Los Ángeles puede frustrar al turista más avezado. Por mucho que escudriñes en el mapa qué visitar, cámara en ristre, no lo encontrarás. Y entonces, como no podía ser menos, acabarás en Hollywood. Y allí descubres que, efectivamente, en el cine nada es lo que parece. El Paseo de la Fama sólo es una avenida decadente con estrellas en el suelo. Con overbooking de estrellas, más concretamente. Ahora le dan una baldosa hasta al apuntador. O al que vende las palomitas. Parece que les sobraban en stock y que las tienen de oferta. Y qué queréis que os diga. Eso mata bastante el glamour.







Eso sí, tus suelas pueden tropezarse con estrellas tan curiosas como ésta de Charles Champlin. Sí, con "m". Cuando eso ocurre, te regocijas pensando que has encontrado una baldosa con una errata, y te dices para tus adentros: "Ay, esto es lo que les hacen en este país a los bolcheviques, por muy Charlotte que seas". Pero luego indagas un poco más y descubres que Charles Champlin no es el tipo de jugarreta que se gastaba a mala baba a los actores que figuraban en la lista negra de McCarthy, sino que en verdad existió un crítico de cine al que bautizaron así. Con todas las letras. Y te quedas más sabio y tan satisfecho, con la idea de que el Paseo de la Fama es como una enciclopedia Espasa al aire libre.





¿Y el teatro Kodak (por llamarlo de alguna forma y que nos entendamos todos, que ya ni nombre le han dejado al pobrecillo)? Pues el icono alfombrado de colorado por el que las estrellas pasean palmito en realidad es un centro comercial. Crash. ¿Qué ha sido eso? El ruido del mito al caerse.


Sin embargo, al lado del teatro chino (más feo que pegarle a un padre con un calcetín sudado) hay un área que compensa al desalentado turista. En su suelo, los más punteros del celuloide de los últimos cincuenta años han ido imprimiendo sobre el cemento fresco su firma, la huella de sus manos y sus pies, y una dedicatoria a un tal Sid, que luego descubres que fue el fulano que fundó el teatro, motivo por el que todos le querían tanto. Bueno, todos menos Humphrey Bogart, que para algo fue siempre un tipo duro.
















Yo allí comprobé que no tengo ma
nitas de niña, como dice mi madre. Yo lo que tengo son las manos de Gilda, con el guante una vez quitado.



Y todavía hay una compensación más. El cartel. Un cartel cutre si se mira objetivamente.
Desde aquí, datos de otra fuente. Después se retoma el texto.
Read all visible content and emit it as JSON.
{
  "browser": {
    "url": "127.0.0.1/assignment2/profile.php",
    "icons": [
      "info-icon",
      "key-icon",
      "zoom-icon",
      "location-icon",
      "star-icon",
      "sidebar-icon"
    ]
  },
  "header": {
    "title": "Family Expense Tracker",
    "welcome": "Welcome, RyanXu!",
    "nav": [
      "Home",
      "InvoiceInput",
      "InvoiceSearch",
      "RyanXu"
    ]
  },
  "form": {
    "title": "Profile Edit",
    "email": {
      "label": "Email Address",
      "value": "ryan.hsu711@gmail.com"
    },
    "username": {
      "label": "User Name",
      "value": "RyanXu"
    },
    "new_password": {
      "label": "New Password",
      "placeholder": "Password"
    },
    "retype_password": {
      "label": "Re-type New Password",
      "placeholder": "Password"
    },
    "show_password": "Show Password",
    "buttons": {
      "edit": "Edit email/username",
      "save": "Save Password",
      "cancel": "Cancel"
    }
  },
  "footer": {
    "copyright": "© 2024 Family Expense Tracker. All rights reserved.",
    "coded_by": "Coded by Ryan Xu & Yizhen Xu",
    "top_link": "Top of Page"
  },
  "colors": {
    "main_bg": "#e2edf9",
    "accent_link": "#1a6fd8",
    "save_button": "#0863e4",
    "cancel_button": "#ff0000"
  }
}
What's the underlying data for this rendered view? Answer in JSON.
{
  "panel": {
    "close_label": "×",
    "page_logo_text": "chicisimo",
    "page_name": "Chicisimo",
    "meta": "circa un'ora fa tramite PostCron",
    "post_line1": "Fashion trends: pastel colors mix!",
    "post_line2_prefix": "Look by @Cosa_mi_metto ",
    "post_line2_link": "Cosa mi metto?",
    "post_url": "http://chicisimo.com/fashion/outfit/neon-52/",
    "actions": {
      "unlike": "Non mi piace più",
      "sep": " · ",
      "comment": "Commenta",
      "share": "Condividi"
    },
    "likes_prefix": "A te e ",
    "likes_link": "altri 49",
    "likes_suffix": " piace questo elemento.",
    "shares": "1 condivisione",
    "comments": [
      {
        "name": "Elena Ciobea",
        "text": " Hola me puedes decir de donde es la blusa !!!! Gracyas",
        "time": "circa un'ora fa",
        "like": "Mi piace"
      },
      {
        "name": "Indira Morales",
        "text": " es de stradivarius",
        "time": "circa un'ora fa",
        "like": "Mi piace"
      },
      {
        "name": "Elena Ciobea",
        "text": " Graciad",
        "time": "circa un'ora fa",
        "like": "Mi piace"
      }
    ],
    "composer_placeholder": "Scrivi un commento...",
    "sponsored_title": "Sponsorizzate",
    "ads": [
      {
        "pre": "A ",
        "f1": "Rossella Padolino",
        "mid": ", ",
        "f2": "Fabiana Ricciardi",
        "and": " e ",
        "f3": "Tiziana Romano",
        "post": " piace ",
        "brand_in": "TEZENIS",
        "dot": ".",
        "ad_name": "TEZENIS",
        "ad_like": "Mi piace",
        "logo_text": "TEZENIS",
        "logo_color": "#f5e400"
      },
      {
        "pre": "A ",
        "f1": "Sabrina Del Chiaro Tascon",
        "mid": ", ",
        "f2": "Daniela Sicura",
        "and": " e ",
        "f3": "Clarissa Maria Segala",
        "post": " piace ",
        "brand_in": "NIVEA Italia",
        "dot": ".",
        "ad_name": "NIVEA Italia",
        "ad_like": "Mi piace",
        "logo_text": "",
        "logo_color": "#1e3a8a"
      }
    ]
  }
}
Pero es el que hemos visto en la gran pantalla, alimentando nuestros sueños, desde que empezamos a sentarnos en butacas, en la oscuridad de una sala. Así que para qué negarlo. Fotografiarse con él hace mucha ilusión. Y la subidita al monte, salpimentado con casas de angelinos pudientes, merece la pena.















Como también la merece un paseo por la playa de Santa Mónica. Hablando pronto y bien: el atardecer en el Pacífico, broche de buen oro, y no de deposición de moro.



PD: se me olvidaba acabar esta entrada con propiedad: The End.

1 comentario:

  1. Vaya con el Kodak ... ah, y... ¿lo que no cuadra de Charles Champlin es la 'm', no?. Por cierto, buena idea lo de poner enlaces y muy chachis las fotos!